Sementara terkait nilai tawar Aceh kata Nazar, selama ini Aceh seakan kurang punya nilai tawar di mata Pemerintah Pusat, bahkan dalam 6,5 tahun terakhir terjadi kekacauan politik di Aceh, bahkan Aceh tidak punya wakil gubernur. Apa yang sudah terjadi di Aceh harus menjadi pelajaran, sehingga Aceh tidak terjebak pada persoalan yang sama.
Secara khusus Nazar menyinggung rumors massifnya money politics dalam Pilkada. Bahkan baru-baru ini ada kasus narkopolitik, uang dari bandar narkoba mengalir dalam pesta demokrasi, seperti yang terjadi di Aceh Tamiang yang menyeret nama anggota dewan terpilih hingga disebut sebut hingga tingkat DPR RI, dari partai yang selama ini terkesan ‘hijau’.

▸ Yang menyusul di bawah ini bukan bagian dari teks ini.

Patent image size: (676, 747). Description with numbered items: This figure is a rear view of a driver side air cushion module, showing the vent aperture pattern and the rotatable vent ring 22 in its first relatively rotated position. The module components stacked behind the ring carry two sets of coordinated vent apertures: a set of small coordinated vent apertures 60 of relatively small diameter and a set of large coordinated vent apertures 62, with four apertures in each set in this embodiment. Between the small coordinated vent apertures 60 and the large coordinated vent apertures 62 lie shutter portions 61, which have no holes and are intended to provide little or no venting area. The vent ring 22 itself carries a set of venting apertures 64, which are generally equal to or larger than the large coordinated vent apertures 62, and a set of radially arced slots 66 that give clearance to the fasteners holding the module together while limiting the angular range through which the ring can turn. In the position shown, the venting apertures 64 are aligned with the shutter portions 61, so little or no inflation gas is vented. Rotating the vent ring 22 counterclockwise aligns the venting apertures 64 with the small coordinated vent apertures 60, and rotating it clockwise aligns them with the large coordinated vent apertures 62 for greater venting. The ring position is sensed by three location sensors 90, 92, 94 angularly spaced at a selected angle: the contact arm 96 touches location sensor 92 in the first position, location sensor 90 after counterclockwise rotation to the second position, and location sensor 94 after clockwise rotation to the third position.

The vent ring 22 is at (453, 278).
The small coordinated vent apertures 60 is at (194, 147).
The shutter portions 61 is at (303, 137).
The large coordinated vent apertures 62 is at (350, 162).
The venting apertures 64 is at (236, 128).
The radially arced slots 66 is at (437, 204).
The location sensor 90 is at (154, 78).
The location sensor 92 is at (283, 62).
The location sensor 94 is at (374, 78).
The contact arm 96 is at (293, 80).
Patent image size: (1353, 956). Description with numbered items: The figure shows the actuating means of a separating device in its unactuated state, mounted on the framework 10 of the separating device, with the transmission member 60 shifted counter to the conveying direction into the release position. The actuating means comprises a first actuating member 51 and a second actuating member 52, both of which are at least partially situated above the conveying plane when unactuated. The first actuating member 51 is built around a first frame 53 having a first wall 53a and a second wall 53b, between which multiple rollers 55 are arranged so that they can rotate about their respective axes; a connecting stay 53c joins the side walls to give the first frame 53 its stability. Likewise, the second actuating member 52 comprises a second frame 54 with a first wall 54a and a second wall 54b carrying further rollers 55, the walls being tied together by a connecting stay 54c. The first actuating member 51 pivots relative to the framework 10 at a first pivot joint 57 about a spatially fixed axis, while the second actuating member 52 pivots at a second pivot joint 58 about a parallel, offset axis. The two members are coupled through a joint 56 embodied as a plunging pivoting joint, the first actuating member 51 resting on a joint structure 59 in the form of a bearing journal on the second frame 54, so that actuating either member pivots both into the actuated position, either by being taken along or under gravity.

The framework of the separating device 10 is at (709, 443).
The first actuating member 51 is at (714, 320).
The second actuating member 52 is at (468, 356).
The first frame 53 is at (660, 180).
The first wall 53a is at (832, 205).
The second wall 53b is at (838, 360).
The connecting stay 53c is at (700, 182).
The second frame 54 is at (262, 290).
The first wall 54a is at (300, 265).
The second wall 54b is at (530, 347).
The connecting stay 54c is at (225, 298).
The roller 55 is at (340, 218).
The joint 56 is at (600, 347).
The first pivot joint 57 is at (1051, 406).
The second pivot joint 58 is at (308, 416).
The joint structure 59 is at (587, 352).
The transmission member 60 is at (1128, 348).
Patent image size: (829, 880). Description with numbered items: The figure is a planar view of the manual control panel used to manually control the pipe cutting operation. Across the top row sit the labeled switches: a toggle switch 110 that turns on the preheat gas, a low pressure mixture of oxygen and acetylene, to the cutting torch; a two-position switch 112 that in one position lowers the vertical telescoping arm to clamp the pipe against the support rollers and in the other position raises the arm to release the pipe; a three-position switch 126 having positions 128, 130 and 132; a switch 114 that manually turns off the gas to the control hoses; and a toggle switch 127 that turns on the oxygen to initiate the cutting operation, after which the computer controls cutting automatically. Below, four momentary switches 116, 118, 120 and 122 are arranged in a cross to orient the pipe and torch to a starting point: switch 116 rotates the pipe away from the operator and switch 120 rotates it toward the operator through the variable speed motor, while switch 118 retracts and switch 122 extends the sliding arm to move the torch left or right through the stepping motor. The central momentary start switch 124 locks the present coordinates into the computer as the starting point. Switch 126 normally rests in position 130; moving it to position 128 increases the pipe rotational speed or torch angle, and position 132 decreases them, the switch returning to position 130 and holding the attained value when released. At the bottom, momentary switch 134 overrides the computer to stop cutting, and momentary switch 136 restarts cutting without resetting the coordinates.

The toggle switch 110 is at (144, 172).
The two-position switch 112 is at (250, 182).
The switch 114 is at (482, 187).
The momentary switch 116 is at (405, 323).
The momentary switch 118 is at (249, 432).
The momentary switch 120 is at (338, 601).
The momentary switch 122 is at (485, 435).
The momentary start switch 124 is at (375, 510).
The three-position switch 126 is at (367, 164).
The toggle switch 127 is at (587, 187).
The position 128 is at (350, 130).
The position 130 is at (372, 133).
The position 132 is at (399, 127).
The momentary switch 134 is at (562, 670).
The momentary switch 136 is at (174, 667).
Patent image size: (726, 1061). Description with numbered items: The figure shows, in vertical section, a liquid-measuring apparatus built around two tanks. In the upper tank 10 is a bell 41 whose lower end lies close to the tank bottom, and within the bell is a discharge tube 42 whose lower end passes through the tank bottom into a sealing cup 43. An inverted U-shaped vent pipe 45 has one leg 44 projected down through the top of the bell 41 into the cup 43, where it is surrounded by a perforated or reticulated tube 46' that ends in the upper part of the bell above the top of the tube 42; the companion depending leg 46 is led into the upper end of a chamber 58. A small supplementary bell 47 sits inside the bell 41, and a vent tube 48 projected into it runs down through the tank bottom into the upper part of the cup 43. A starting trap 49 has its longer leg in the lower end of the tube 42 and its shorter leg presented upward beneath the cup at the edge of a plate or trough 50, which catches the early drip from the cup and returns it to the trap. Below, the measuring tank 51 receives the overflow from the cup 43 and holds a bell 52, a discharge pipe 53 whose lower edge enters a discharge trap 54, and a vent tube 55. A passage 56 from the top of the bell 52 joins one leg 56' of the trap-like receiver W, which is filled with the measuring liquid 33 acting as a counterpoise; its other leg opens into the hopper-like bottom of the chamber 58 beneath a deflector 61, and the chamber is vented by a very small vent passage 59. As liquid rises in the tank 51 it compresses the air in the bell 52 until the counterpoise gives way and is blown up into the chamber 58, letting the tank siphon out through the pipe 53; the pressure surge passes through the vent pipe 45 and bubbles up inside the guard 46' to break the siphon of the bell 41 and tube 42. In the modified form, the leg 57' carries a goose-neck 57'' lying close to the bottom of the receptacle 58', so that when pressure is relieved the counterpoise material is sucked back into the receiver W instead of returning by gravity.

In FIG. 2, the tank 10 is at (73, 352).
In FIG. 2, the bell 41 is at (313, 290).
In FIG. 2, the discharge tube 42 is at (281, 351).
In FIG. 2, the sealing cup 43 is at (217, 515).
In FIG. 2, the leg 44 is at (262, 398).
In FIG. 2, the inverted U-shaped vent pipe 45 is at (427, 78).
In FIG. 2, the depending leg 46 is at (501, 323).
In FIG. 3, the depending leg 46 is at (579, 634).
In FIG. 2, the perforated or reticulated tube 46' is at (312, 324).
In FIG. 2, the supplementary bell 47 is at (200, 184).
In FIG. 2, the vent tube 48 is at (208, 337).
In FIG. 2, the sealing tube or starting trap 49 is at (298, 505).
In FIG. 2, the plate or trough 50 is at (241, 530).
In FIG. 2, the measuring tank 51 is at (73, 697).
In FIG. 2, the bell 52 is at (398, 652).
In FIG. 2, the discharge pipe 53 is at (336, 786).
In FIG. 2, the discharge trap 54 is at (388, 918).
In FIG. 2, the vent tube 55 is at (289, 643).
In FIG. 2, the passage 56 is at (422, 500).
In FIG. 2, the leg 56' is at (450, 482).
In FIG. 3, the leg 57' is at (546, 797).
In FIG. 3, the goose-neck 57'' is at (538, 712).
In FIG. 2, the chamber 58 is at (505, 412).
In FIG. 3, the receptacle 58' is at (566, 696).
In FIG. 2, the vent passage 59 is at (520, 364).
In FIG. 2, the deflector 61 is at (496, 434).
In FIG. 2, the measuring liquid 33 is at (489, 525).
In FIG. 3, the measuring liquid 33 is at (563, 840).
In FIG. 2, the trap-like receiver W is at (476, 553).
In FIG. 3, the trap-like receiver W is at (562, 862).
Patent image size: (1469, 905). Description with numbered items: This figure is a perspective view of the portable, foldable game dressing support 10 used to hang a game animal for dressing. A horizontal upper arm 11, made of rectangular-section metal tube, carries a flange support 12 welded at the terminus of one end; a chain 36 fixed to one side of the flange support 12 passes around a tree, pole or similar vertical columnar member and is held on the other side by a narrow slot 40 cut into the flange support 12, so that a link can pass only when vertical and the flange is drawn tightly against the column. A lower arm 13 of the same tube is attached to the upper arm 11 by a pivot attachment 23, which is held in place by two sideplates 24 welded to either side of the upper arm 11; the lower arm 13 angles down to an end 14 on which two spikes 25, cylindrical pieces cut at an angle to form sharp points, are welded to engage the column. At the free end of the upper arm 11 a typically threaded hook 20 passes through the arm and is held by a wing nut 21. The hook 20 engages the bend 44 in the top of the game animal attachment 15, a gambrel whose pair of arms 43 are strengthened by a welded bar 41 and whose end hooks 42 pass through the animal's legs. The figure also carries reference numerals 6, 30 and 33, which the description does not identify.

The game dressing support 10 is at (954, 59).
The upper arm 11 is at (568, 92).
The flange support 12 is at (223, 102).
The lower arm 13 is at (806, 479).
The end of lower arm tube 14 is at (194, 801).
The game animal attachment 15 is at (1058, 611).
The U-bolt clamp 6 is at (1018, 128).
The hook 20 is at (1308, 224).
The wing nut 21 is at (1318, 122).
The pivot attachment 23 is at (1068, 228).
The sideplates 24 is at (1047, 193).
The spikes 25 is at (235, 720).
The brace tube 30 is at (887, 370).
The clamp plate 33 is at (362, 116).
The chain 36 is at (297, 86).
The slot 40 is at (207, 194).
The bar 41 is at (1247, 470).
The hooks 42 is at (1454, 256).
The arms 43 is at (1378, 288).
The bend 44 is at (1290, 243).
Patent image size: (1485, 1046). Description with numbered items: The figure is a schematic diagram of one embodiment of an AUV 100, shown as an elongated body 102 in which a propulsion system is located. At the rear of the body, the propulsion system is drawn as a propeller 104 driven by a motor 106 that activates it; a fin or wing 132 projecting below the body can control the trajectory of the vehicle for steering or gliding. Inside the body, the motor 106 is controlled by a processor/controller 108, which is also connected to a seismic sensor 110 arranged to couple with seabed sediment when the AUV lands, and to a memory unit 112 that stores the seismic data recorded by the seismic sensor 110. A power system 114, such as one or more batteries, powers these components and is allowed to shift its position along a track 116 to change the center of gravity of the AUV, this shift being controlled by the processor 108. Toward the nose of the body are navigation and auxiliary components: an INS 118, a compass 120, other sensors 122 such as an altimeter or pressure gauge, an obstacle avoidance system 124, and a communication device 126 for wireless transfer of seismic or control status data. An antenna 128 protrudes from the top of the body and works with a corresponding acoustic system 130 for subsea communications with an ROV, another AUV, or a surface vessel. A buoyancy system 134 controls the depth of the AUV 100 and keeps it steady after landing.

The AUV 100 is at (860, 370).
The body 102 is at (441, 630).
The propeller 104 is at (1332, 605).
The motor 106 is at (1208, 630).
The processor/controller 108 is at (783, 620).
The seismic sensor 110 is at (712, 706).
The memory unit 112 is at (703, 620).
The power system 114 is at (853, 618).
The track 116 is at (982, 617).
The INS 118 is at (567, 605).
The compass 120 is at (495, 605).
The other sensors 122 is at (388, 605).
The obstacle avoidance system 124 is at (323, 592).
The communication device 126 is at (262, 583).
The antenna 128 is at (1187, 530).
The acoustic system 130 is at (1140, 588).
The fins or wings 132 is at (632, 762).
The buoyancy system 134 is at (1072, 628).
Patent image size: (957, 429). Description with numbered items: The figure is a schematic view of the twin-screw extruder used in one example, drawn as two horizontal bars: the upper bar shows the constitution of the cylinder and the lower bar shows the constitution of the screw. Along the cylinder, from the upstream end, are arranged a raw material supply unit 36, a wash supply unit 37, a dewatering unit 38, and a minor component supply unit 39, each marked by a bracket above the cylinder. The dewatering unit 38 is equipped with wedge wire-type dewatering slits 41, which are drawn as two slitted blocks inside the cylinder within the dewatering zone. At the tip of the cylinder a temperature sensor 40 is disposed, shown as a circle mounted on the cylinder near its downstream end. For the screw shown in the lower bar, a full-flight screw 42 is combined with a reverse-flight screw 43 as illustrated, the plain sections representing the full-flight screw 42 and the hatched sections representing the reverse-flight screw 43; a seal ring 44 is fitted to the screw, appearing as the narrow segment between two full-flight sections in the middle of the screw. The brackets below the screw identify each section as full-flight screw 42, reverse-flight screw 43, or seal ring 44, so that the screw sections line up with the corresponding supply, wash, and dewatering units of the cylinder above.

Nazar mengaku jika hal itu sudah diingatkannya jauh-jauh ketika masih menjabat sebaga Wakil Gubernur Aceh.“Kita berharap itu tidak terjadi lagi dalam Pilkada nanti. Fenomena uang narkoba dalam politik ini sudah saya sampaikan dari dulu. Yang penting kita gunakan dana politik untuk hal-hal yang produktif, sehingga uang yang diinvestasikan untuk politik bermanfaat bagi masyarakat,” tegasnya.